Tot spend vs CPC: depends on the data. CPC can be pretty noisy month to month, so I’d start with total spend to gauge scale and then test CPC as a separate predictor with a lag or two.
I tackled this with monthly data last year. I log-transformed both spend and acquisitions, added month dummies for seasonality (especially Nov/Dec), and included a 1-month lag on spend. Result: spend helps, but there were diminishing returns; CPC was less predictive once seasonality and lag were in, to my surprise.
Another thing: check for autocorrelation. If residuals are correlated, consider an ARIMAX or a SARIMAX approach with spend/CPC as exogenous vars. In practice I found a simple OLS with year-month fixed effects + a few lags worked ok, but you’ll want to test assumptions.

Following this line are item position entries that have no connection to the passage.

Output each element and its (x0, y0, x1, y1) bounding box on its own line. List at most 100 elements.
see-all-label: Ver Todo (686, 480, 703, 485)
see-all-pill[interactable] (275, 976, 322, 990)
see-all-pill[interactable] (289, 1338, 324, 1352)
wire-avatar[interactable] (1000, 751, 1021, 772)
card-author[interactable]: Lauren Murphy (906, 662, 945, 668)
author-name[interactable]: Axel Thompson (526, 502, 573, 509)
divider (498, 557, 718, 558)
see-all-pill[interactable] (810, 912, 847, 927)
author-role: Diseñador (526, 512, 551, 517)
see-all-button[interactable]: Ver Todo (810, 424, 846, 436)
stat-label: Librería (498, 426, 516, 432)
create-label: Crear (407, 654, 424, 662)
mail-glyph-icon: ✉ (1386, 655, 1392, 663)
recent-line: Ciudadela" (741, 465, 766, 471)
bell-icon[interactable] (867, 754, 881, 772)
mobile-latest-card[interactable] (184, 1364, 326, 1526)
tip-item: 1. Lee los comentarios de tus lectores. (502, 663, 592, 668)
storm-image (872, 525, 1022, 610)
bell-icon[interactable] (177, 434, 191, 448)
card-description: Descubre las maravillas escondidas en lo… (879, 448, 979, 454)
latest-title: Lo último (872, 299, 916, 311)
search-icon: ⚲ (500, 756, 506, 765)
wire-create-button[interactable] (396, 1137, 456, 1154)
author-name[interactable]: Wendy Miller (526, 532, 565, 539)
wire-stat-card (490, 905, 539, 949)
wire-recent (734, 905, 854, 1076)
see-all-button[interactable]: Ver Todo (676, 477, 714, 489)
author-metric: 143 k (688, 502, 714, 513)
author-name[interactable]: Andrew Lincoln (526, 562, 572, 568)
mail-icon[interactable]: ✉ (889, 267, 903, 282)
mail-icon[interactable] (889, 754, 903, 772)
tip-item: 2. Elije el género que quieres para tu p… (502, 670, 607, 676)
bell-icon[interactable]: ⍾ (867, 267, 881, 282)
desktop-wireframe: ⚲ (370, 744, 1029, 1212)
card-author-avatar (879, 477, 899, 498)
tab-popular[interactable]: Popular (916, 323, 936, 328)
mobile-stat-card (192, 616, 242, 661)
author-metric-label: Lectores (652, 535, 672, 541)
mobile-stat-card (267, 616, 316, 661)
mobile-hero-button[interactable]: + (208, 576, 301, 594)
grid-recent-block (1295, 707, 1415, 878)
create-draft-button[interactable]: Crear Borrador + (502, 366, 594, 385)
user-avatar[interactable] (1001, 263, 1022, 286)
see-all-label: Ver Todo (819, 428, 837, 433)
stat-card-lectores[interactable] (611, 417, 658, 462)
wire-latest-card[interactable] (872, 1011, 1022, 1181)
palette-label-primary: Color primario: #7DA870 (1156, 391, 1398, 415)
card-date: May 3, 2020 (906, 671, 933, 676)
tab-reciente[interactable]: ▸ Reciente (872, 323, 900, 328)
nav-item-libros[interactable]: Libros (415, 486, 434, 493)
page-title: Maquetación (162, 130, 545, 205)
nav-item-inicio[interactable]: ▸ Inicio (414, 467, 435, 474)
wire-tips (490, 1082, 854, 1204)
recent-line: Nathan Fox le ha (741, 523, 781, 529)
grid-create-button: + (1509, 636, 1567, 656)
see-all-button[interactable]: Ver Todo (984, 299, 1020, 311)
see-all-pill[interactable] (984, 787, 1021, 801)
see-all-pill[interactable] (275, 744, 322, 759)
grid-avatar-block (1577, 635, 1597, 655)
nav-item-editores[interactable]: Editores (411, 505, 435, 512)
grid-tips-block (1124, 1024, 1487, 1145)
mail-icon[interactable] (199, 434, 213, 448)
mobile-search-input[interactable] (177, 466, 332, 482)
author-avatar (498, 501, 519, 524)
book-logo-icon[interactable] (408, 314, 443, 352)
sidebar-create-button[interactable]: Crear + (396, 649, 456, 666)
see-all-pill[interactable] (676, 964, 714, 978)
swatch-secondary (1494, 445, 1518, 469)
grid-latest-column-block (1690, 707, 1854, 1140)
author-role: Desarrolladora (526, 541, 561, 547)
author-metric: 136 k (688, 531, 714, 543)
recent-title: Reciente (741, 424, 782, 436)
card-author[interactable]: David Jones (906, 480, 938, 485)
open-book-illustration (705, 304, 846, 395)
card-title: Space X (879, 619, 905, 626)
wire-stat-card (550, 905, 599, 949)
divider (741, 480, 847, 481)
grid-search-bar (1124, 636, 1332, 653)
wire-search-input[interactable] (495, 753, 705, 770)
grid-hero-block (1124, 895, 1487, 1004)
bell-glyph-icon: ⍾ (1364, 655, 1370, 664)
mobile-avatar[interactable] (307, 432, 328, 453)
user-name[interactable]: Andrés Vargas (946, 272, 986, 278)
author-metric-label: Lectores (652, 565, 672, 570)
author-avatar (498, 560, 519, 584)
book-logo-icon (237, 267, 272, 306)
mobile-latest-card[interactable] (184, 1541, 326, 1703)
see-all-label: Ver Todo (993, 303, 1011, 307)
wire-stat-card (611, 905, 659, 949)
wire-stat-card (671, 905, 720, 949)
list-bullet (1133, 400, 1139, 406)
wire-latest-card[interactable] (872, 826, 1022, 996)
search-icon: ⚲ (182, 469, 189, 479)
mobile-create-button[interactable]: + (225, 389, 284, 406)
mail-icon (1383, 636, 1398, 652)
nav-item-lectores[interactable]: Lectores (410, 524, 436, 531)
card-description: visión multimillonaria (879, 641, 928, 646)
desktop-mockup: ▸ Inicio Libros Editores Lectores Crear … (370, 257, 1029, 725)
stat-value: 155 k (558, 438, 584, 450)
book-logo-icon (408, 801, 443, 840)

Keep an eye on attribution. If acquisitions are attributed to different windows or platforms, the regression will mix signals. You might need a marketing mix modeling approach or at least clearly define the attribution window and include other channels as controls if they exist.
One alternative framework is to target CAC/ROAS rather than raw acquisitions. If your goal is efficiency, a two-stage model (first predict clicks, then conversions) or a logistic/Poisson model for conversions might fit better than straight linear regression.
Do you have monthly data for a couple of years? Any promotions or seasonality beyond Nov/Dec? If you want, I can sketch a minimal specification you can test in statsmodels.